Люди, горы, небо | страница 44
Ким задавленно хрипит позади.
Чувствую, что ему достается, — неприятная, зело обременительная штука эта борцовская тяжеловесность. На девушек, возможно, она и производит впечатление — как–никак фактура, мощь! — но в таких вот марш–бросках и тем более на подъемах каждый лишний килограмм дает себя знать, душит сердце сырой массой.
А ты нажимаешь как следует, — хрипит он.
Ким не любит разбрасываться словами в такие минуты: ведь сейчас даже невинный плевок способен сбить сердечный ритм, нарушить дыхание.
Кнопку ищешь? — не понимая сразу, к чему он это сказал, отвечаю я: «искать кнопку» — значит жать на самолюбие.
Но какое тут самолюбие! Киму вовсе не хочется, чтобы я сейчас побежал сломя голову: он всего лишь молит о пощаде.
Я тоже молю о пощаде. Тех. Передних. Со мной происходит что–то непонятное.
Изредка в колонне кто–нибудь пронзительно кричит, не утерпев:
Эй, там впереди, да не бегите же вы!
Темп на минуту–другую замедляется и потом нарастает как бы с удвоенной силой.
Мы уже мокры насквозь. В ботинках хлюпает вода. Только трикони сухо секут на камнях лимонно–желтые искры.
Ого! Кажется, начинаем активный подъем.
Елозим в грязи, раздираем торфянистую почву тупыми скребками триконей.
В кулуаре, который справа от нас, мечется камень.
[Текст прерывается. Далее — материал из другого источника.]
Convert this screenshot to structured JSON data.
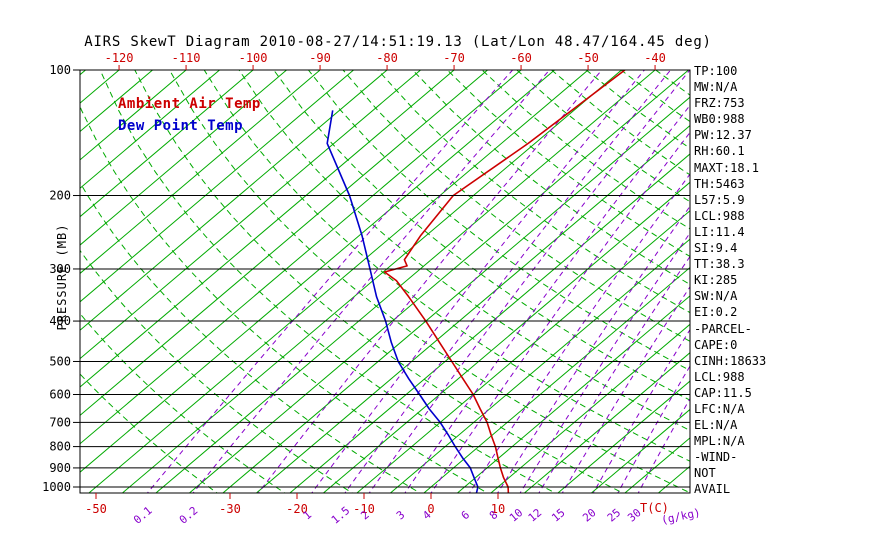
{
  "title": "AIRS SkewT Diagram 2010-08-27/14:51:19.13 (Lat/Lon 48.47/164.45 deg)",
  "legend": {
    "temp": "Ambient Air Temp",
    "dewpoint": "Dew Point Temp"
  },
  "y_axis_title": "PRESSURE (MB)",
  "x_axis_title_temp": "T(C)",
  "x_axis_title_mixratio": "(g/kg)",
  "stats_panel": [
    "TP:100",
    "MW:N/A",
    "FRZ:753",
    "WB0:988",
    "PW:12.37",
    "RH:60.1",
    "MAXT:18.1",
    "TH:5463",
    "L57:5.9",
    "LCL:988",
    "LI:11.4",
    "SI:9.4",
    "TT:38.3",
    "KI:285",
    "SW:N/A",
    "EI:0.2",
    "-PARCEL-",
    "CAPE:0",
    "CINH:18633",
    "LCL:988",
    "CAP:11.5",
    "LFC:N/A",
    "EL:N/A",
    "MPL:N/A",
    "-WIND-",
    "NOT",
    "AVAIL"
  ],
  "colors": {
    "temp": "#cc0000",
    "dewpoint": "#0000cc",
    "isotherm": "#00aa00",
    "adiabat": "#00aa00",
    "mixratio": "#8800cc",
    "axis": "#000000"
  },
  "chart_data": {
    "type": "line",
    "title": "AIRS SkewT Diagram 2010-08-27/14:51:19.13 (Lat/Lon 48.47/164.45 deg)",
    "xlabel": "T(C)",
    "ylabel": "PRESSURE (MB)",
    "y_scale": "log",
    "pressure_ticks_mb": [
      100,
      200,
      300,
      400,
      500,
      600,
      700,
      800,
      900,
      1000
    ],
    "pressure_range_mb": [
      100,
      1050
    ],
    "x_top_ticks_degC": [
      -120,
      -110,
      -100,
      -90,
      -80,
      -70,
      -60,
      -50,
      -40
    ],
    "x_bottom_temp_ticks_degC": [
      -50,
      -30,
      -20,
      -10,
      0,
      10
    ],
    "mixing_ratio_labels_g_kg": [
      0.1,
      0.2,
      1,
      1.5,
      2,
      3,
      4,
      6,
      8,
      10,
      12,
      15,
      20,
      25,
      30
    ],
    "mixing_ratio_lines_g_kg": [
      0.1,
      0.2,
      0.5,
      1,
      1.5,
      2,
      3,
      4,
      6,
      8,
      10,
      12,
      15,
      20,
      25,
      30
    ],
    "isotherms_degC": {
      "min": -130,
      "max": 45,
      "step": 5
    },
    "dry_adiabats_K": {
      "min": 240,
      "max": 500,
      "step": 10
    },
    "series": [
      {
        "name": "Ambient Air Temp",
        "color_key": "temp",
        "points_p_T": [
          [
            1040,
            12.8
          ],
          [
            1000,
            11.5
          ],
          [
            950,
            9.2
          ],
          [
            900,
            7.0
          ],
          [
            850,
            4.8
          ],
          [
            800,
            2.5
          ],
          [
            750,
            -0.2
          ],
          [
            700,
            -3.0
          ],
          [
            650,
            -6.4
          ],
          [
            600,
            -10.0
          ],
          [
            550,
            -14.3
          ],
          [
            500,
            -19.0
          ],
          [
            450,
            -24.2
          ],
          [
            400,
            -30.0
          ],
          [
            350,
            -36.8
          ],
          [
            320,
            -41.5
          ],
          [
            305,
            -44.8
          ],
          [
            295,
            -42.5
          ],
          [
            285,
            -44.0
          ],
          [
            250,
            -45.8
          ],
          [
            200,
            -48.0
          ],
          [
            150,
            -46.0
          ],
          [
            100,
            -44.5
          ]
        ]
      },
      {
        "name": "Dew Point Temp",
        "color_key": "dewpoint",
        "points_p_T": [
          [
            1040,
            8.0
          ],
          [
            1000,
            7.0
          ],
          [
            950,
            4.8
          ],
          [
            900,
            2.5
          ],
          [
            850,
            -0.5
          ],
          [
            800,
            -3.5
          ],
          [
            750,
            -6.6
          ],
          [
            700,
            -10.0
          ],
          [
            650,
            -14.0
          ],
          [
            600,
            -18.0
          ],
          [
            550,
            -22.4
          ],
          [
            500,
            -27.0
          ],
          [
            450,
            -31.4
          ],
          [
            400,
            -36.0
          ],
          [
            350,
            -41.6
          ],
          [
            300,
            -47.5
          ],
          [
            250,
            -54.5
          ],
          [
            200,
            -63.5
          ],
          [
            150,
            -76.0
          ],
          [
            125,
            -81.0
          ]
        ]
      }
    ]
  }
}
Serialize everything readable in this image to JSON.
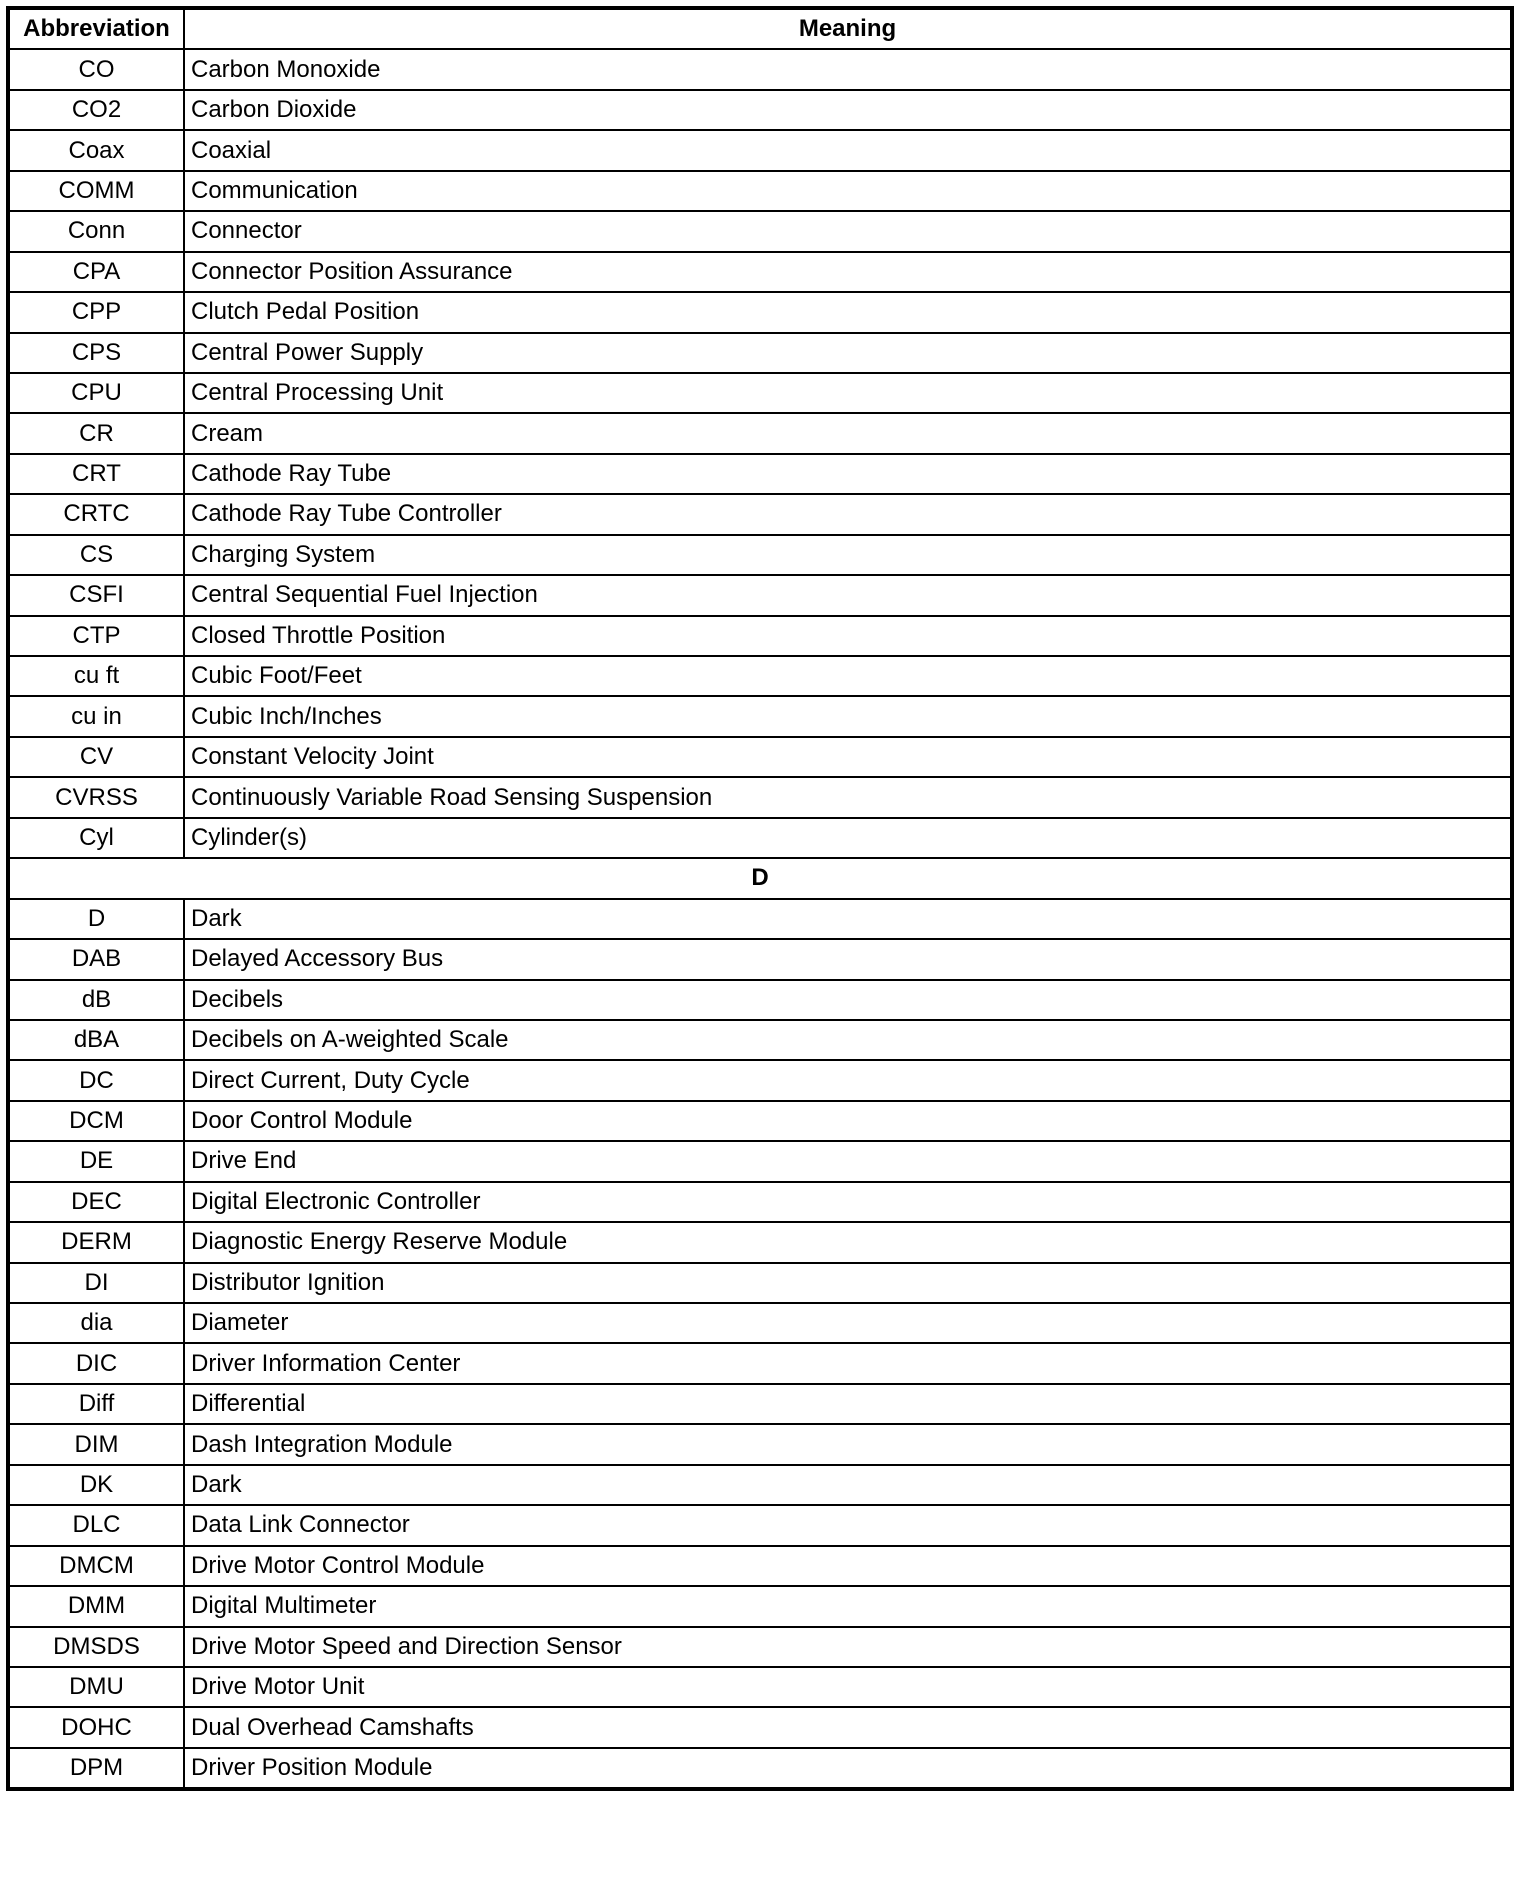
{
  "table": {
    "headers": {
      "abbreviation": "Abbreviation",
      "meaning": "Meaning"
    },
    "rows": [
      {
        "abbr": "CO",
        "meaning": "Carbon Monoxide"
      },
      {
        "abbr": "CO2",
        "meaning": "Carbon Dioxide"
      },
      {
        "abbr": "Coax",
        "meaning": "Coaxial"
      },
      {
        "abbr": "COMM",
        "meaning": "Communication"
      },
      {
        "abbr": "Conn",
        "meaning": "Connector"
      },
      {
        "abbr": "CPA",
        "meaning": "Connector Position Assurance"
      },
      {
        "abbr": "CPP",
        "meaning": "Clutch Pedal Position"
      },
      {
        "abbr": "CPS",
        "meaning": "Central Power Supply"
      },
      {
        "abbr": "CPU",
        "meaning": "Central Processing Unit"
      },
      {
        "abbr": "CR",
        "meaning": "Cream"
      },
      {
        "abbr": "CRT",
        "meaning": "Cathode Ray Tube"
      },
      {
        "abbr": "CRTC",
        "meaning": "Cathode Ray Tube Controller"
      },
      {
        "abbr": "CS",
        "meaning": "Charging System"
      },
      {
        "abbr": "CSFI",
        "meaning": "Central Sequential Fuel Injection"
      },
      {
        "abbr": "CTP",
        "meaning": "Closed Throttle Position"
      },
      {
        "abbr": "cu ft",
        "meaning": "Cubic Foot/Feet"
      },
      {
        "abbr": "cu in",
        "meaning": "Cubic Inch/Inches"
      },
      {
        "abbr": "CV",
        "meaning": "Constant Velocity Joint"
      },
      {
        "abbr": "CVRSS",
        "meaning": "Continuously Variable Road Sensing Suspension"
      },
      {
        "abbr": "Cyl",
        "meaning": "Cylinder(s)"
      },
      {
        "section": "D"
      },
      {
        "abbr": "D",
        "meaning": "Dark"
      },
      {
        "abbr": "DAB",
        "meaning": "Delayed Accessory Bus"
      },
      {
        "abbr": "dB",
        "meaning": "Decibels"
      },
      {
        "abbr": "dBA",
        "meaning": "Decibels on A-weighted Scale"
      },
      {
        "abbr": "DC",
        "meaning": "Direct Current, Duty Cycle"
      },
      {
        "abbr": "DCM",
        "meaning": "Door Control Module"
      },
      {
        "abbr": "DE",
        "meaning": "Drive End"
      },
      {
        "abbr": "DEC",
        "meaning": "Digital Electronic Controller"
      },
      {
        "abbr": "DERM",
        "meaning": "Diagnostic Energy Reserve Module"
      },
      {
        "abbr": "DI",
        "meaning": "Distributor Ignition"
      },
      {
        "abbr": "dia",
        "meaning": "Diameter"
      },
      {
        "abbr": "DIC",
        "meaning": "Driver Information Center"
      },
      {
        "abbr": "Diff",
        "meaning": "Differential"
      },
      {
        "abbr": "DIM",
        "meaning": "Dash Integration Module"
      },
      {
        "abbr": "DK",
        "meaning": "Dark"
      },
      {
        "abbr": "DLC",
        "meaning": "Data Link Connector"
      },
      {
        "abbr": "DMCM",
        "meaning": "Drive Motor Control Module"
      },
      {
        "abbr": "DMM",
        "meaning": "Digital Multimeter"
      },
      {
        "abbr": "DMSDS",
        "meaning": "Drive Motor Speed and Direction Sensor"
      },
      {
        "abbr": "DMU",
        "meaning": "Drive Motor Unit"
      },
      {
        "abbr": "DOHC",
        "meaning": "Dual Overhead Camshafts"
      },
      {
        "abbr": "DPM",
        "meaning": "Driver Position Module"
      }
    ]
  }
}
Он рикошетит от стен и прочесывает зигзагами все пространство. Сейчас камни срываются почем зря — оттаяли в снегу.
Впереди затор — оказывается, ждут вестей от разведчиков. От тех, кто ушел раньше навешивать здесь перила.
Володя Гришечкин бормочет что–то нелестное в адрес альпинизма и всего окрестного вида.
Тутошкин сдержанно советует ему:
— Закрой рот, а то наглотаешься ультрафиолетовых лучей.
Сасикян вопрошает с тоской:
— Когда же кончится этот водопад?
Алим весело блестит зубами.
— Да так, километров с трех высоты. Там уже будет метель.
Нечего сказать, утешил.
Но что у меня с сердцем? Такого еще не было. Его жжет огнем, и больно где–то в предсердечье. Мне трудно шевелить левой рукой. Кажется, ребра накалены. Они как стальные прутья колосников, сквозь которые что–то от сердца струится и капает, капает… Я видел, как горит дюраль в железных печках. Мы топили дюралем в годы войны в общежитии «ремеслухи» — срывали обшивку со сбитых вокруг города гитлеровских «юнкерсов», «хейнкелей» и «мессеров». Разогретый как следует, он не горел, а плавился, высвобождая огромную температуру, от которой наша печка тревожно гудела и уже готова была растечься лужей. Тонкие струйки белого с голубизной металла стекали сквозь колосники на песок. Мы научились топить даже толом — он мог взорваться только в массе, от саморазогрева до двух тысяч градусов. Мы топили одиночными шашками тола, похожими на бруски хозяйственного мыла. И мы научились отличать его от точно таких же, но слегка с прозеленью, шашек мелинита, который мог взорваться не то что от малой температуры, но и от сильного удара.